Instruction à la maison pour éviter le cours ECR

Extrait d'un article du Journal de Québec :
La pratique de l’école à la maison a connu un regain d’intérêt depuis l’imposition du cours d’éthique et de culture religieuse, l’année dernière.

« Je ne parlerai pas d’un mouvement très marqué, mais on a le sentiment que des parents ont pris la décision de faire l’école à la maison à leurs enfants depuis que ce cours est devenu obligatoire », a expliqué Adèle Dufour, présidente de l’Association québécoise pour l'éducation à domicile (AQED)

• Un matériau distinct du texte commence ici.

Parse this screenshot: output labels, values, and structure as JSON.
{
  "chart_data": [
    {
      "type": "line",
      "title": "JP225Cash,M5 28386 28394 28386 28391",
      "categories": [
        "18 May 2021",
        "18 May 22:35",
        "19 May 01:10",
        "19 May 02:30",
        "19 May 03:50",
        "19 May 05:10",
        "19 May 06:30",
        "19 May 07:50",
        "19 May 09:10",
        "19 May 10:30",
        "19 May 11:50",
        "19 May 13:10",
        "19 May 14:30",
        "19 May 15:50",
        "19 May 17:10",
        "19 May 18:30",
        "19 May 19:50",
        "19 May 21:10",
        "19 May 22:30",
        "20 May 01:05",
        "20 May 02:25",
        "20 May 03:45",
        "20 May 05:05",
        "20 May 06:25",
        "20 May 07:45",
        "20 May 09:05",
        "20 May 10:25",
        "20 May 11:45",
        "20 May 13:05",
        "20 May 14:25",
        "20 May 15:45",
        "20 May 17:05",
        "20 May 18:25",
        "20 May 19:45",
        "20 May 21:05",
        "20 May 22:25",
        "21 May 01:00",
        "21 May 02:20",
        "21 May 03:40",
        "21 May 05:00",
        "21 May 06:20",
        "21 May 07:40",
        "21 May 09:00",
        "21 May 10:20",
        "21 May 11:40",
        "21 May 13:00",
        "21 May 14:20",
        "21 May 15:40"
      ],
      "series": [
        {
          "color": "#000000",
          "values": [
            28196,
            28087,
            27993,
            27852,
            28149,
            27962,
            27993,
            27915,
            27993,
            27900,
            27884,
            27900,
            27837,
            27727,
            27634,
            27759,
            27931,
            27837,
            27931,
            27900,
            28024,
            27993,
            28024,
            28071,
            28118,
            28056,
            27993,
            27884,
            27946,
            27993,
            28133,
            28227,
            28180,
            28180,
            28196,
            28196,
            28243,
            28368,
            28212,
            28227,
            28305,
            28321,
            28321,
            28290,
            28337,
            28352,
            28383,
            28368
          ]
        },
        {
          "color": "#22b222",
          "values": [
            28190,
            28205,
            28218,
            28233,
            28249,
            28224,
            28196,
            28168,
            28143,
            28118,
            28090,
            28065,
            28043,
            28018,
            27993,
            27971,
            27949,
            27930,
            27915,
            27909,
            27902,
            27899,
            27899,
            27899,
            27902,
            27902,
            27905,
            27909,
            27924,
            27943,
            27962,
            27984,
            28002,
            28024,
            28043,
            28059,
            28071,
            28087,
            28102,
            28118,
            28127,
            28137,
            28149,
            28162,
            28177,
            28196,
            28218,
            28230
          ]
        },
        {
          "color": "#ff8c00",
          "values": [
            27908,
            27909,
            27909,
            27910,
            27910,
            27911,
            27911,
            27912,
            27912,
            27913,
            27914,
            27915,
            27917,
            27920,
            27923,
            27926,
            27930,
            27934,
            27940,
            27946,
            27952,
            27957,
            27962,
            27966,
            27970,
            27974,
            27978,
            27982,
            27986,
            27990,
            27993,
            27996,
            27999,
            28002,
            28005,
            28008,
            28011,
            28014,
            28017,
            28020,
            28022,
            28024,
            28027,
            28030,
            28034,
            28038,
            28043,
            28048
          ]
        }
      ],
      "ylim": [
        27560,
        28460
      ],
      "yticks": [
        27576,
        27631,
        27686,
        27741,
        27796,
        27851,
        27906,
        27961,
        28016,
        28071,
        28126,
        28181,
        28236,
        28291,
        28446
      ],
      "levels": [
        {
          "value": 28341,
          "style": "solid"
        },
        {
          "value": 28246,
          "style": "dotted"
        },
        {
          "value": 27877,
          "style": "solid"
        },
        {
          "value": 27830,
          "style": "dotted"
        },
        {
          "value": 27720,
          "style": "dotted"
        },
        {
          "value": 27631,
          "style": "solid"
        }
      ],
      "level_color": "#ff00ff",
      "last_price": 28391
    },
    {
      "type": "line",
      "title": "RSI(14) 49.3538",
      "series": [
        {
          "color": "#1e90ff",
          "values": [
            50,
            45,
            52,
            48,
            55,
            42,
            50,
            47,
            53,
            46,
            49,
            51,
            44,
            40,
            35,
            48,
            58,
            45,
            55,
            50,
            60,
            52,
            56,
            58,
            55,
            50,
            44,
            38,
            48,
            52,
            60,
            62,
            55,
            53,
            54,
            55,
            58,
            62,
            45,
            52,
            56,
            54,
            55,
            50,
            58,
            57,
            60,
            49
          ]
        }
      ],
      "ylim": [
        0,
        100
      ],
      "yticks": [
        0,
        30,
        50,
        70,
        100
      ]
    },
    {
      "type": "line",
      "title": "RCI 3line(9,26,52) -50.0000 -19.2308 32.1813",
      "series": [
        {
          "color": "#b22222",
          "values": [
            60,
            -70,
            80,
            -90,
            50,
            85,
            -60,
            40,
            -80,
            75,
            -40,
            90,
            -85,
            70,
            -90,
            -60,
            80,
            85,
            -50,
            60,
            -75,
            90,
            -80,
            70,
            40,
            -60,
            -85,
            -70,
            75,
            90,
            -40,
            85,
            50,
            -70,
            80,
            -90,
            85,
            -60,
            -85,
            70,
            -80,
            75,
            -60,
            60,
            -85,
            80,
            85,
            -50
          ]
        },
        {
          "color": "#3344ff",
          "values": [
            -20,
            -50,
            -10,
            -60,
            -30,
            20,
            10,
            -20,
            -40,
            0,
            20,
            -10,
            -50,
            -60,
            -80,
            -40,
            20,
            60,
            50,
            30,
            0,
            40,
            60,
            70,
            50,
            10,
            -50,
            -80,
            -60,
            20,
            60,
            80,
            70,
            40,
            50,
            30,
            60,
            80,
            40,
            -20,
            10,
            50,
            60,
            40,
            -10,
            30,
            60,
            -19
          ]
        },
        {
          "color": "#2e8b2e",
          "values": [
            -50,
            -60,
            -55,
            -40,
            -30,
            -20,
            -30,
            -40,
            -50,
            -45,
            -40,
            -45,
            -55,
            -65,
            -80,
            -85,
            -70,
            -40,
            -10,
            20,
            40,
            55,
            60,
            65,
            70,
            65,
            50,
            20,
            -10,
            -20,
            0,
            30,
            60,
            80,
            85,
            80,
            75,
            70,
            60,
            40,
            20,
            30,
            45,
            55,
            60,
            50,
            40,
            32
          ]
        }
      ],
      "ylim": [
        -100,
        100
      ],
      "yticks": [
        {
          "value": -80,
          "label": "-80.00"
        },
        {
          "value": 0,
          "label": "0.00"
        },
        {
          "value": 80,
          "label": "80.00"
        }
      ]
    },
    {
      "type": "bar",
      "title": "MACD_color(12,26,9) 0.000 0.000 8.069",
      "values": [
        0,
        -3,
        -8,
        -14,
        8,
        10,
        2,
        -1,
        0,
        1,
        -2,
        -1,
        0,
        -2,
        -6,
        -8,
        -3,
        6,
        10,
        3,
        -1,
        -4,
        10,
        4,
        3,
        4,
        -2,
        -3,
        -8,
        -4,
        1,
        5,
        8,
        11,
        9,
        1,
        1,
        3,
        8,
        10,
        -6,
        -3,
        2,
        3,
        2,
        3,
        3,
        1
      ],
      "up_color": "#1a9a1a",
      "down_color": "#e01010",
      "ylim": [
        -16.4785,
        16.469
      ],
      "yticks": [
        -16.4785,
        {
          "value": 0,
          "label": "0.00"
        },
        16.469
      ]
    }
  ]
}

Cela dit, les facteurs religieux sont loin de figurer en tête de la liste des motivations des familles québécoises qui décident de faire le saut.

« Nourrir les passions »

Dans son mémoire de maîtrise, déposé à l’Université de Sherbrooke, en 2004, Christine Brabant, évoque plusieurs motifs que voici par ordre d’importance : le désir de vivre un projet familial, une objection au mode d'organisation sociale et pédagogique de l'école, une volonté d'enrichir la scolarité des enfants et un souci de leur développement socioaffectif.

[...]

« Récemment, quelqu’un m’a dit qu’il voulait nourrir les passions de son enfant plutôt que de les tuer. Ça résume l’état d’esprit de plusieurs familles », a noté Annik Desrosiers, membre du CA de l’AQED. D’autres parents réalisent les difficultés d’apprentissage de leur enfant et préfèrent se charger eux-mêmes de son éducation. Une mère de la Montérégie a choisi de retirer sa fille de l’école à cause de la drogue qui y circulait allègrement.

[...]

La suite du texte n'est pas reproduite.